Page:Revue des Deux Mondes - 1908 - tome 47.djvu/415

La bibliothèque libre.
Le texte de cette page a été corrigé et est conforme au fac-similé.
LES
TRANSFORMATIONS DE L’AGRICULTURE

LA CRISE VITICOLE
V[1]

Un matin de décembre 1870, étant sous-préfet dans un département de la Normandie, je vis entrer le pharmacien d’un gros chef-lieu de canton ; il me déclara solennellement qu’il avait un remède infaillible contre l’invasion prussienne, et tout aussitôt il m’exposa longuement sa panacée : brûler villages et villes non fortifiées dans un rayon de quatre-vingts à cent lieues devant l’ennemi, empêcher celui-ci de se ravitailler, tomber sur ses derrières, ses convois, faire le vide, et, toutes proportions gardées, donner un pendant à l’aventure de Napoléon Ier en Russie. J’étais fort jeune alors, j’écoutai cet homme simpliste avec une stupeur qu’il prit pour de l’admiration, et qui grandit encore, lorsqu’il me demanda d’envoyer son plan (il tira un gros manuscrit de sa poche) au gouvernement de la Défense nationale, lequel me saurait bon gré de mon zèle.

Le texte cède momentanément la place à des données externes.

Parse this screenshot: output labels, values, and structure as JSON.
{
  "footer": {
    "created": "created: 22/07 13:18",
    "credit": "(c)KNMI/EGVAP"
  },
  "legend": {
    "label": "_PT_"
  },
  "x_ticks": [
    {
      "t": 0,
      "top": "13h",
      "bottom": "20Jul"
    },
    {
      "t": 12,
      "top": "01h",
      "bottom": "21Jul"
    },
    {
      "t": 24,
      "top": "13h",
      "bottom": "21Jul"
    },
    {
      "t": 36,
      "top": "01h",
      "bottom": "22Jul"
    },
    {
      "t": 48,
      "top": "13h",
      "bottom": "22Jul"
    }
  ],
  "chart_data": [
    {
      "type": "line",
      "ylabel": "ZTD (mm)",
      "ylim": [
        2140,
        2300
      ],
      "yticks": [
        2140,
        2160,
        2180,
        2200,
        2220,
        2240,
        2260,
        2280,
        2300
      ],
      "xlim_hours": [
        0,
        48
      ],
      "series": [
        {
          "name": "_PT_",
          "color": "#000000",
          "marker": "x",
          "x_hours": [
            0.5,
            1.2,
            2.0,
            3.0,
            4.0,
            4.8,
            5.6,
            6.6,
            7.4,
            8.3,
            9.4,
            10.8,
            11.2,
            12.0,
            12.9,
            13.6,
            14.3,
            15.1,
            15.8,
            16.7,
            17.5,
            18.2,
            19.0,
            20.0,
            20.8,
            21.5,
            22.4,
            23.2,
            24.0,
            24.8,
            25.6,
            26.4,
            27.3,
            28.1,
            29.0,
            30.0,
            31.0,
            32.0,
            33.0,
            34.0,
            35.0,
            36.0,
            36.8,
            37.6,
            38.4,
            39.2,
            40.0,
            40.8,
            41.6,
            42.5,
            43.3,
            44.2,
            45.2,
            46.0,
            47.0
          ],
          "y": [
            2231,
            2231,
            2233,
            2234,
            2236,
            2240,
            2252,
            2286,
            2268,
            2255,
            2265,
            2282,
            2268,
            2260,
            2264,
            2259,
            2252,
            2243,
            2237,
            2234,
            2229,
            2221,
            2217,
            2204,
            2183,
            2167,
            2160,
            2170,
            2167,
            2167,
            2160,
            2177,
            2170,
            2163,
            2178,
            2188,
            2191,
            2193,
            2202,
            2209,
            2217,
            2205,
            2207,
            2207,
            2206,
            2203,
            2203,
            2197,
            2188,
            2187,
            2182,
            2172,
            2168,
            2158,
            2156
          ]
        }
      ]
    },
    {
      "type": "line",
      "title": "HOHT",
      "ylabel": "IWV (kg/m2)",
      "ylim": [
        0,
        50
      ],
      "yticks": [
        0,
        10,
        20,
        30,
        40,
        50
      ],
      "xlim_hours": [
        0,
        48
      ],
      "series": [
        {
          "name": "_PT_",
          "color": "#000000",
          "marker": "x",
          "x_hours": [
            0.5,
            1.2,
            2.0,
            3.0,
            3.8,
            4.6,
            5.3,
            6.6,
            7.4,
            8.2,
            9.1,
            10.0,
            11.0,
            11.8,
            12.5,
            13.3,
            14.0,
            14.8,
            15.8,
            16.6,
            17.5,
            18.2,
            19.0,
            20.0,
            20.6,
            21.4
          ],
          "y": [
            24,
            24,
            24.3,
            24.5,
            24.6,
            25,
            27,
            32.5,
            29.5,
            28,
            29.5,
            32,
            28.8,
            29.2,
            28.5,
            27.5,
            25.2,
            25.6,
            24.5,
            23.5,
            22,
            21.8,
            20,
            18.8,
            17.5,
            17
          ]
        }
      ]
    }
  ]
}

Je répondis que je transmettrais hiérarchiquement le manuscrit à mon préfet, et l’auteur revint souvent pour s’informer d’une réponse qui tardait trop à son gré. L’anecdote se présente souvent à ma pensée quand je me trouve en face d’une question qui passionne les masses et les individus : beaucoup, hélas ! raisonnent de la même façon, chacun prône son onguent par syllogisme ou

  1. Voyez la Revue des 1er décembre 1904, 15 juillet 1903, 1er mai et 1er octobre 1906.